Figure 4 A sample decision tree learned by DEEP to predict daily asthma controller medication using NATA-derived air toxic data geocoded to patients (n = 149). Each node in the tree indicates the number of participants satisfying the air toxic decision path until that point and the percentage of participants with that outcome. The sample corresponding to each node is stratified into 2 subpopulations based on the air toxic and its threshold associated with the node. The multi–air toxic combination acrylic acid and cobalt compounds, which was most significantly associated with this outcome, is highlighted in red.
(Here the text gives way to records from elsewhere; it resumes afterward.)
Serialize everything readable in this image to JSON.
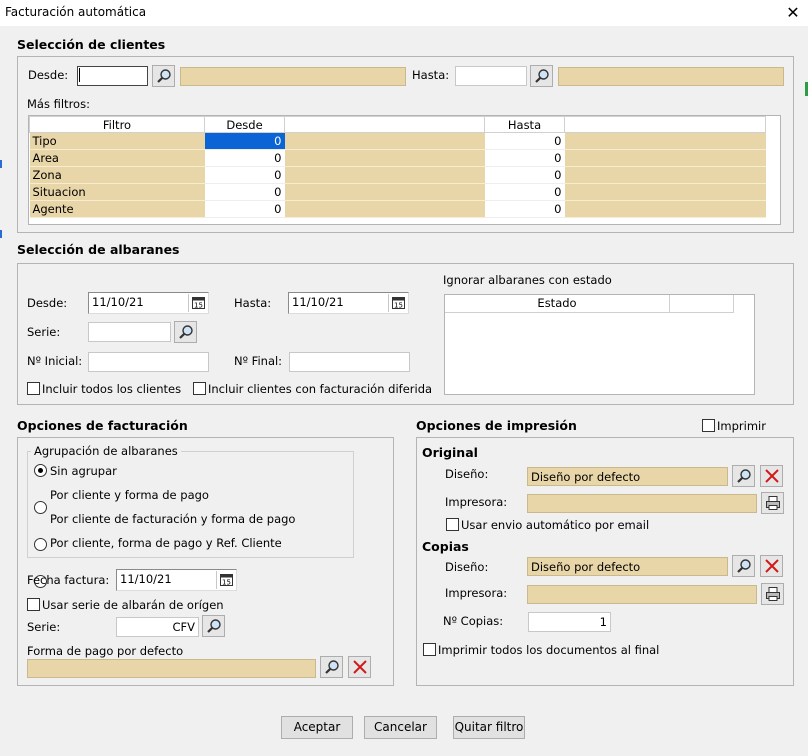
{
  "window": {
    "title": "Facturación automática",
    "close": "✕"
  },
  "clientes": {
    "title": "Selección de clientes",
    "desde_label": "Desde:",
    "hasta_label": "Hasta:",
    "desde_value": "",
    "hasta_value": "",
    "desde_name": "",
    "hasta_name": "",
    "mas_filtros": "Más filtros:",
    "columns": [
      "Filtro",
      "Desde",
      "",
      "Hasta",
      ""
    ],
    "rows": [
      {
        "filtro": "Tipo",
        "desde": "0",
        "hasta": "0"
      },
      {
        "filtro": "Area",
        "desde": "0",
        "hasta": "0"
      },
      {
        "filtro": "Zona",
        "desde": "0",
        "hasta": "0"
      },
      {
        "filtro": "Situacion",
        "desde": "0",
        "hasta": "0"
      },
      {
        "filtro": "Agente",
        "desde": "0",
        "hasta": "0"
      }
    ]
  },
  "albaranes": {
    "title": "Selección de albaranes",
    "desde_label": "Desde:",
    "desde_value": "11/10/21",
    "hasta_label": "Hasta:",
    "hasta_value": "11/10/21",
    "serie_label": "Serie:",
    "serie_value": "",
    "ninicial_label": "Nº Inicial:",
    "ninicial_value": "",
    "nfinal_label": "Nº Final:",
    "nfinal_value": "",
    "incluir_todos": "Incluir todos los clientes",
    "incluir_diferida": "Incluir clientes con facturación diferida",
    "ignorar_label": "Ignorar albaranes con estado",
    "estado_col": "Estado"
  },
  "facturacion": {
    "title": "Opciones de facturación",
    "agrupacion_label": "Agrupación de albaranes",
    "options": [
      "Sin agrupar",
      "Por cliente y forma de pago",
      "Por cliente de facturación y forma de pago",
      "Por cliente, forma de pago y Ref. Cliente"
    ],
    "selected_index": 0,
    "fecha_label": "Fecha factura:",
    "fecha_value": "11/10/21",
    "usar_serie": "Usar serie de albarán de orígen",
    "serie_label": "Serie:",
    "serie_value": "CFV",
    "forma_pago_label": "Forma de pago por defecto",
    "forma_pago_value": ""
  },
  "impresion": {
    "title": "Opciones de impresión",
    "imprimir": "Imprimir",
    "original_label": "Original",
    "copias_label": "Copias",
    "diseno_label": "Diseño:",
    "impresora_label": "Impresora:",
    "original_diseno": "Diseño por defecto",
    "original_impresora": "",
    "usar_envio": "Usar envio automático por email",
    "copias_diseno": "Diseño por defecto",
    "copias_impresora": "",
    "ncopias_label": "Nº Copias:",
    "ncopias_value": "1",
    "imprimir_todos": "Imprimir todos los documentos al final"
  },
  "footer": {
    "aceptar": "Aceptar",
    "cancelar": "Cancelar",
    "quitar_filtro": "Quitar filtro"
  },
  "colors": {
    "tan": "#e8d5a8",
    "selection": "#0a64d6",
    "delete": "#d21a1a"
  }
}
Figure 5 A sample decision tree learned by DEEP to predict lifetime emergency room visit for asthma from NATA-derived air toxic exposure data geocoded to each patient (n = 151). Each node in the tree indicates the number of participants satisfying the air toxic decision path until that point and the percentage of participants with that outcome. The sample corresponding to each node is stratified into 2 subpopulations based on the air toxic and its threshold associated with the node. The multi–air toxic combination acetaldehyde and carbon disulfide and polychlorinated biphenyls, which was most significantly associated with this outcome, is highlighted in red.
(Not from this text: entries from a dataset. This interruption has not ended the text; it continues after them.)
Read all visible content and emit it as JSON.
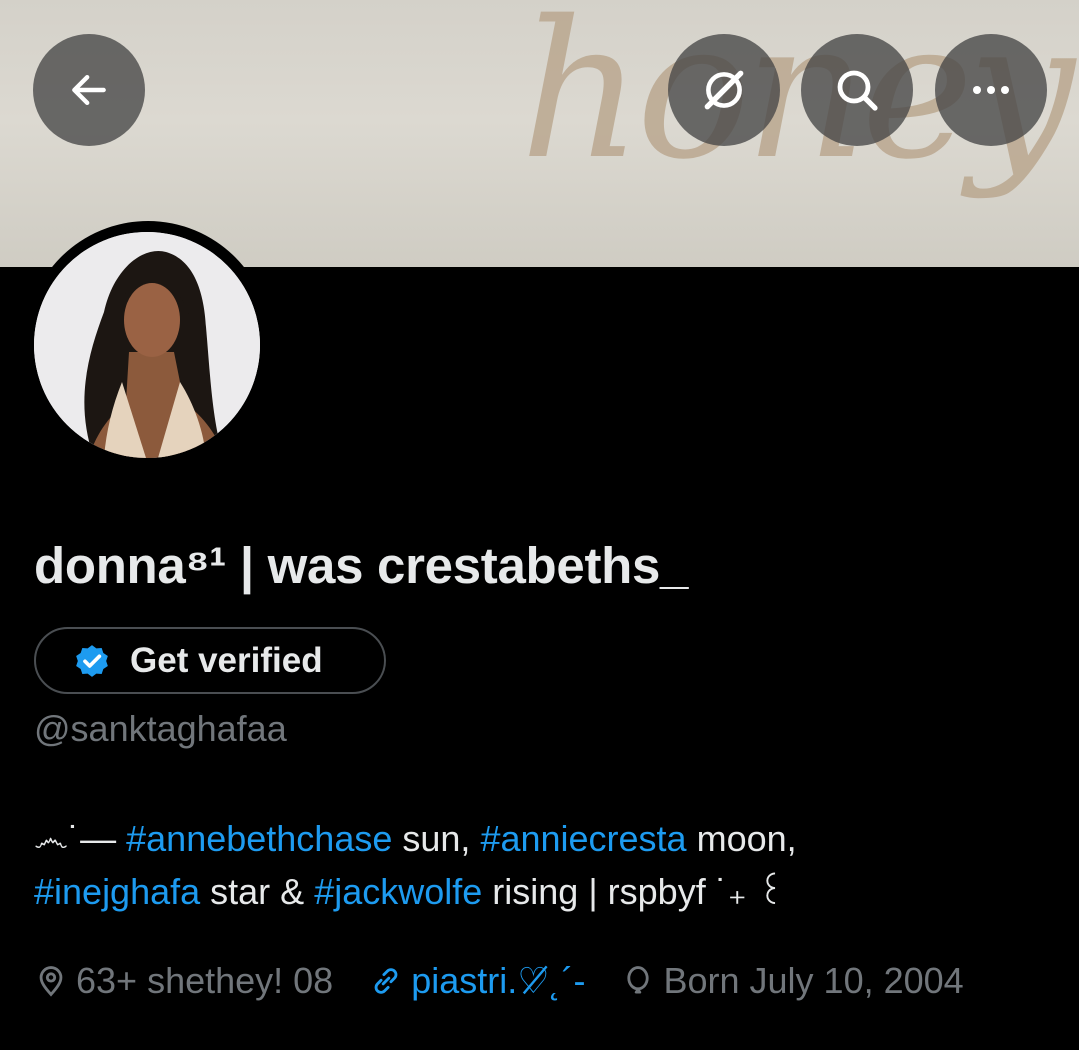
{
  "banner": {
    "script_text": "honey"
  },
  "header": {
    "back_icon": "arrow-left-icon",
    "grok_icon": "grok-icon",
    "search_icon": "search-icon",
    "more_icon": "more-horizontal-icon"
  },
  "profile": {
    "display_name": "donna⁸¹ | was crestabeths_",
    "verify_label": "Get verified",
    "handle": "@sanktaghafaa",
    "bio": {
      "prefix": "෴˙— ",
      "tag1": "#annebethchase",
      "text1": " sun, ",
      "tag2": "#anniecresta",
      "text2": " moon,",
      "tag3": "#inejghafa",
      "text3": " star & ",
      "tag4": "#jackwolfe",
      "text4": " rising | rspbyf ˙₊ ꒰"
    },
    "location": "63+ shethey! 08",
    "website": "piastri.♡̸˛´-",
    "birthday": "Born July 10, 2004"
  },
  "colors": {
    "accent": "#1d9bf0",
    "muted": "#71767b",
    "text": "#e7e9ea",
    "background": "#000000"
  }
}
Figure 6 A sample decision tree learned by DEEP to predict lifetime overnight hospitalization for asthma from NATA-derived air toxic data geocoded to each participant (n = 151). Each node in the tree indicates the number of participants satisfying the air toxic decision path until that point and the percentage of patients with that outcome. The sample corresponding to each node is stratified into 2 subpopulations based on the air toxic and its threshold associated with the node. The multi–air toxic combination hydroquinone and ethylidene dichloride, which was most significantly associated with this outcome, is highlighted in red.
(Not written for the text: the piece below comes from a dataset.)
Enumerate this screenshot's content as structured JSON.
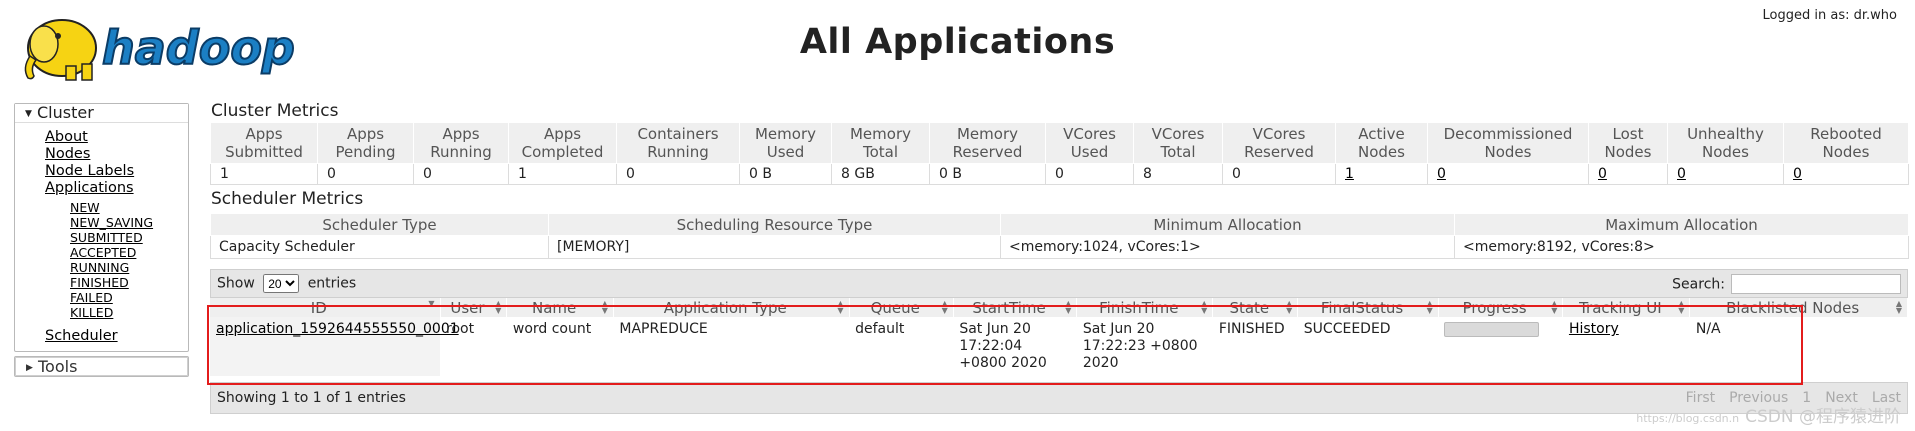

Table 4 Demographic characteristics of children exposed and not exposed to the acrylic acid and cobalt compounds combination, which was associated with daily asthma controller medication

Table 5 Demographic characteristics of children exposed and not exposed to the acetaldehyde and carbon disulfide and polychlorinated biphenyls combination, which was associated with lifetime emergency room visit for asthma

Table 6 Demographic characteristics of children exposed and not exposed to the hydroquinone and ethylidene dichloride combination, which was associated with lifetime overnight hospitalization for asthma

Acrylic acid and cobalt compounds was the air toxic combination associated with daily controller medication use with the highest OR of 3.19 (Figures 3 and 4). Children exposed to this combination were older than those who were not exposed (P = 0.02; Table 4).

Acetaldehyde, carbon disulphide, and polychlorinated biphenyls was the air toxic combination most strongly associated with lifetime emergency room visit for asthma (OR = 3.10; Figure 3 and Figure 5). Children exposed to this combination were younger (P = 5.34 × 10–8; Table 5) and had lower family income than those who were not exposed (P = 0.019; Table 5). Exposed children were also less likely to be White (P = 0.0046; Table 5). These observations point to social disparities among these groups of children.

The most strongly associated combination for overnight hospitalization was hydroquinone and ethylidene dichloride (OR = 2.03; Figure 3 and Figure 6). Children exposed to this combination were younger (P = 0.00218; Table 6) and had lower family incomes (P = 8.26 × 10–5; Table 6) than those who were not exposed.